Der Western ist ein Genre, welches im Kino nie beständig war. Als zum Beispiel THE WILD BUNCH den Western als Heldenerzählung endgültig demontierte. Bereits neun Jahre vorher wurde die heile Welt des aufrechten Cowboys in Frage gestellt. DENEN MAN NICHT VERGIBT war die ungewohnt offene Abrechnung mit dem Handeln weißer Siedler. In ZWEI RITTEN ZUSAMMEN stellte Jimmy Stewart die gnadenlose Gewissensfrage in der Indianer-Problematik. Dann kam kurz vor WILD BUNCH Sidney Pollacks MIT EISERNEN FÄUSTEN, eine unkomplizierte Komödie die unverhohlen anprangerte, was der weiße Mann alles falsch gemacht hatte.
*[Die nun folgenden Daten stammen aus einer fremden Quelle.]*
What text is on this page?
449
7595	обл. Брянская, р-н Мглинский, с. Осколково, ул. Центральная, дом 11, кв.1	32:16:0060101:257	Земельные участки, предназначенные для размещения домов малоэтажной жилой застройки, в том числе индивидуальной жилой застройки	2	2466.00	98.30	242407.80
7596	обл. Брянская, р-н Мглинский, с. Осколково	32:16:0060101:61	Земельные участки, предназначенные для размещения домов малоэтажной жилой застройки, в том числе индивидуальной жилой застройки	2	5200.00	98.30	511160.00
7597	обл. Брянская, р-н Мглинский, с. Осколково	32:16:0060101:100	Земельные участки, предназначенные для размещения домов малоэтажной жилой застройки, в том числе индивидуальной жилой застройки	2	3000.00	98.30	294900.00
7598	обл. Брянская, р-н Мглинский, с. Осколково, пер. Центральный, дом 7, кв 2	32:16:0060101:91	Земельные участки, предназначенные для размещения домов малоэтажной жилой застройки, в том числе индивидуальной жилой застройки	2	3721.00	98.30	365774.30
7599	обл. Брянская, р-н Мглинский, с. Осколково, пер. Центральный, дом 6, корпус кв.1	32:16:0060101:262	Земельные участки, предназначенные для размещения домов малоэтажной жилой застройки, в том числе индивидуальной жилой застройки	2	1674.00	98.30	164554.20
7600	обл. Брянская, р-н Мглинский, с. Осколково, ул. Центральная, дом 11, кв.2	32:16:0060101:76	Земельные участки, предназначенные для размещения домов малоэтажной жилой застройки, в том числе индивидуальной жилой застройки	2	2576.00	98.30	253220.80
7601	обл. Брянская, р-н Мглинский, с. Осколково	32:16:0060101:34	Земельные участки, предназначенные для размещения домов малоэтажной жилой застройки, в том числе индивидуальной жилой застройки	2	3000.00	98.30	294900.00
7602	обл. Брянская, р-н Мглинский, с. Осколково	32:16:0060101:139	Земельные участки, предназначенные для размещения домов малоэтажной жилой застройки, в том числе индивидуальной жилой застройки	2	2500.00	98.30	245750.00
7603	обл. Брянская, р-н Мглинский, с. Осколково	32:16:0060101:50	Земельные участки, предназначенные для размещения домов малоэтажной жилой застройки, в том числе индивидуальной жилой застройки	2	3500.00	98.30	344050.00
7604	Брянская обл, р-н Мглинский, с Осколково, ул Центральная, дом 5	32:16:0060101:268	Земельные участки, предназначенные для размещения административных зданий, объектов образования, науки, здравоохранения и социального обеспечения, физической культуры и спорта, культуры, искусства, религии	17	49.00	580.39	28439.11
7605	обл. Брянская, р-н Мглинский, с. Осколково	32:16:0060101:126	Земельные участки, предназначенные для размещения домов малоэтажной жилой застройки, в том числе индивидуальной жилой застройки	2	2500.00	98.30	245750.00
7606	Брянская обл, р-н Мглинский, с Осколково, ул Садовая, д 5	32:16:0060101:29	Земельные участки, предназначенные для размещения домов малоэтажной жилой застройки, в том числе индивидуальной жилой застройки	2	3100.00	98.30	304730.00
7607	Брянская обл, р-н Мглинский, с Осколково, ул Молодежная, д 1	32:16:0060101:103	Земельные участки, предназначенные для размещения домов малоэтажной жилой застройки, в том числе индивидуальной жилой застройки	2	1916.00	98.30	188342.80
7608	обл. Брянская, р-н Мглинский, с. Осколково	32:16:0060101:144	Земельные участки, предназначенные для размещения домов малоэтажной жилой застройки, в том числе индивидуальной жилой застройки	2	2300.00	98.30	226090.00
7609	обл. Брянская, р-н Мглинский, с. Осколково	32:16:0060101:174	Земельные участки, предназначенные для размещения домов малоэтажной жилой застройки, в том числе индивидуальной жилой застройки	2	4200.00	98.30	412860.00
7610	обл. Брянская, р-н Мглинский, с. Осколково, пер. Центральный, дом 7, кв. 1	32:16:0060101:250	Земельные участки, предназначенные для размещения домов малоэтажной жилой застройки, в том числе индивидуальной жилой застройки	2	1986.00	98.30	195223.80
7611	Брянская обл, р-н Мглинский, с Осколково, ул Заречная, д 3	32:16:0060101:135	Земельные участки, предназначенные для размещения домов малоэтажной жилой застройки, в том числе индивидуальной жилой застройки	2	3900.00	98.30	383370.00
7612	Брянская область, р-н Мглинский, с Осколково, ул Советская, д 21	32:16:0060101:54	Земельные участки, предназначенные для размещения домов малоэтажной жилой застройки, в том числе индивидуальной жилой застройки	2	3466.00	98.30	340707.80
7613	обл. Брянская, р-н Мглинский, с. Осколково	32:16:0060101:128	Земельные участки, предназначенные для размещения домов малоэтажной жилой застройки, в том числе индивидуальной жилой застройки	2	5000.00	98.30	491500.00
Mit wenigen Ausnahmen war es für fast zwei Jahrzehnte ruhig im Genre. SILVERADO war vielleicht noch ein Beitrag, der die unbeschwerte Pionier-Romantik zelebrierte. Eastwoods ERBARMUNGSLOS und Costners DER MIT DEM WOLF TANZT stellten diese Romantik erbarmungslos in Frage, und bildeten so etwas wie ein filmisches Gewissen gegenüber einer oft verklärten Vergangenheit.
Allein und unbeholfen streift Jay Cavendish Richtung Westen. Er will die Liebe seines Lebens wiederfinden, die durch ein tragisches Schicksal von ihm getrennt wurde. Der wortkarge und kampfbewährte Silas muss dem unbedarften Jay zur Seite stehen, allerdings auch nicht uneigennützig. Eigentlich ist es die typische Kombination von Menschen, bei denen einer zum Mann heran reift, und der andere zu seiner Menschlichkeit zurückfindet. Und über eine sehr lange Strecke lässt Regisseur und Autor John Maclean in seinem Langfilm-Debut die Fassade eines üblichen Westerns bestehen. Alles ist vielleicht etwas düsterer. Bestimmte Szenen spannen den Zuschauer regelrecht auf die Folter, weil in einem Western des 21. Jahrhunderts alles möglich sein kann. Genau mit dieser Erwartungshaltung kann Maclean sein Publikum gut bei Laune halten.
Tommy Lee Jones hat mit HOMESMAN einen sehr düsteren, sehr überraschenden, vor allem sehenswerten Western gedreht. Ein gutes Beispiel, wie dieses Genre heute abgehandelt werden muss, um noch Interesse zu wecken. SLOW WEST steht dem in nichts nach. Mit fast schmerzlichen Empfindungen verfolgt man die Unbeholfenheit von Kodi Smit-McPhees Figur. Nicht nur wegen seines darstellerischen Talentes, sondern in erster Linie seiner perfekten, äußerlichen Optik für die Rolle. Ihm gegenüber ist Michael Fassbender natürlich so etwas wie eine männliche Urgewalt. Aber dass auch dieser Charakter von Schwächen geprägt ist, macht Fassbenders Spiel sehr eindringlich klar. Es ist eine Welt, die einem das Überleben in allen Situationen abverlangt, eine Welt, die fordert und sich gnadenlos zeigt. Und die Szene, an deren Ende zwei russische Kinder ratlos in die Kamera sehen, die bleibt hängen, und lässt auch keine Fragen offen. Der Wilde Westen wurde schon vorher seiner verklärten Romantik entledigt, und SLOW WEST macht sicher, dass man dies nicht vergessen sollte.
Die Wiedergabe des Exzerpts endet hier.